Во всю дорогу я не мог освоиться с своей радостью: меня что-то подмывало, рвало вперед, и бег саней мне казался таким медлительным, черепашьим. Все мысли мои и я весь были уже там, в этой трущобе, куда скатилась звездочка с неба и озарила своим светом мрачные дебри…
"Ох, осталось ли в ее сердце то теплое чувство, что согревало всю мою жизнь? — думалось мне. — Мать ведь нарочно увезла ее на этот базар житейской суеты, чтобы шум и пестрота его выветрили из ее души все нажитое богатство и заменили бы его пустотой чванства и холодом тщеславия. Неужели же она достигла своей цели и искалечила эту чистую душу?"
— Не может быть! — вырывался у меня стон, и я кричал ямщику: — Трогай!
Но неотвязные мысли кружились и жалили меня, как осенние мухи: отчего же они так скоро вернулись?.. Тут кроется что-то неладное: или Рона затосковала, занемогла, или, может быть, тетка нашла ей подходящего жениха и поторопилась назад, чтобы приготовиться к свадьбе… И я кричал ямщику:
— Живей!
Чем ближе мы подвигались к поместью, тем тяжелей становилась дорога: снежные заносы и завалы попадались на каждом шагу, сани ныряли, забегали, иногда даже опрокидывались и плохо подвигались вперед. В лесу дорога стала еще тяжелей, и часто целую станцию приходилось ехать почти шагом. Я приходил в бешенство, видя свое бессилие, и отчаивался поспеть на крещенский сочельник к голодной кутье; но, к счастью, предчувствие мое не сбылось, и я приехал в с.
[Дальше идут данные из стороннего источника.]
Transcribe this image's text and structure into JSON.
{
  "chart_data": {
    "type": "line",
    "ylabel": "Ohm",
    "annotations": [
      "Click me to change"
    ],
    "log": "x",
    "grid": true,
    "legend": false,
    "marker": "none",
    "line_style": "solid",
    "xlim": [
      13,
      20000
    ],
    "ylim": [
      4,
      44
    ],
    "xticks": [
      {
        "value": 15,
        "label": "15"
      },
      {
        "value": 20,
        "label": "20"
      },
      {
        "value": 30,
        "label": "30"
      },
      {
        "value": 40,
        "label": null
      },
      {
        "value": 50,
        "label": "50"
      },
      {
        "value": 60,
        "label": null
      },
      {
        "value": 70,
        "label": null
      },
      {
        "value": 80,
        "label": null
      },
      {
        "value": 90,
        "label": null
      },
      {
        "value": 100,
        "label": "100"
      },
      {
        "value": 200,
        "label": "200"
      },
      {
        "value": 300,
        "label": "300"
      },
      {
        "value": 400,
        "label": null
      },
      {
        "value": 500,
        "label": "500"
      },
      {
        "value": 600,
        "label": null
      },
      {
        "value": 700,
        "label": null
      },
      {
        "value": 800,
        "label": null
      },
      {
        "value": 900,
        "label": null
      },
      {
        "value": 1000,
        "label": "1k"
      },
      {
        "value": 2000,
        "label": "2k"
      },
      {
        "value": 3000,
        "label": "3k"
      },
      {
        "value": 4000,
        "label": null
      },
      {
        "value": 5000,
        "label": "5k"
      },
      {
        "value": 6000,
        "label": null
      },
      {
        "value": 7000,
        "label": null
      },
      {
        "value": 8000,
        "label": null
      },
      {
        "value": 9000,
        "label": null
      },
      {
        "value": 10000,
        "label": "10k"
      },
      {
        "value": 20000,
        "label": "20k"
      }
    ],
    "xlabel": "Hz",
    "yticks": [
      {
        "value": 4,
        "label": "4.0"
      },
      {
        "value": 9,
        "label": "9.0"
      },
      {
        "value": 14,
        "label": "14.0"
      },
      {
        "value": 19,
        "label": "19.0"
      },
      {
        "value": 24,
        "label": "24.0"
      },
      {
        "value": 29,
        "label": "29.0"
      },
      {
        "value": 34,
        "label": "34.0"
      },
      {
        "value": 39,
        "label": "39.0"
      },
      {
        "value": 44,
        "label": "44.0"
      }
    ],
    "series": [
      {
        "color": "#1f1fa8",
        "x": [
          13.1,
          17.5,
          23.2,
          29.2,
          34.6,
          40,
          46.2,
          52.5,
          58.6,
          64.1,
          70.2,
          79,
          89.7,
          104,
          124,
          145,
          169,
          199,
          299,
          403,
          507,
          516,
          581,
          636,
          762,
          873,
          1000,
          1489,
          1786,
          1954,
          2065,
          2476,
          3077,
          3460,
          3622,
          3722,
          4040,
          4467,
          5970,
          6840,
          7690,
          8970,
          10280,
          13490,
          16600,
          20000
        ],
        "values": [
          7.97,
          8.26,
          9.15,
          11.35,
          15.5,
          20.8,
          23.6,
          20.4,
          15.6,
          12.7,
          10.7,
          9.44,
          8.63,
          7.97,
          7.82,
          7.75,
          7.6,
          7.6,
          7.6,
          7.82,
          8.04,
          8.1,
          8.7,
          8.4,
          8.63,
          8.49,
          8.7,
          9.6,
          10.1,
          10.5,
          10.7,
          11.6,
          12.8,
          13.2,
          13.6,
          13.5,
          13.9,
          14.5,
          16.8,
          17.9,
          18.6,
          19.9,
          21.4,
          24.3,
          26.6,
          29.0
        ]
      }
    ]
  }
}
Боровичи еще накануне сочельника, вечером.
Дядя меня встретил на крыльце с распростертыми объятиями и шепнул на ухо:
— Барыня-то вернулась с парижской придурью, но ее тут понемногу смирим… а Ронка такая же, за нами стосковалась.
Еще раз я обнял безмолвно моего дядю и вошел взволнованный в обширные сени. Дядя меня из них повел прямо в свой кабинет, заметив мне, что дамы заняты туалетом. В кабинете, отделанном дубом и через то несколько мрачном, пылали с потрескиванием дрова; веселое пламя вилось и сплеталось в высоком камине, играя светлыми пятнами по темным стенам, оснащенным всякого рода охотничьими доспехами и трофеями, тени от этих оснащений вытягивались и прыгали на резном потолке.
— Сюда вот, к огню поближе, — указал мне дядя на стоявшее у камина кресло. — Ты прозяб, а я велю принесть чаю с романеей. А то, может быть, сначала зубровки? Ты еще не пробовал? Важная, братец! Да к ней медвежьего окорочка для фундаменту, пока там барыни соберутся еще с своими чаями да вечерями… а?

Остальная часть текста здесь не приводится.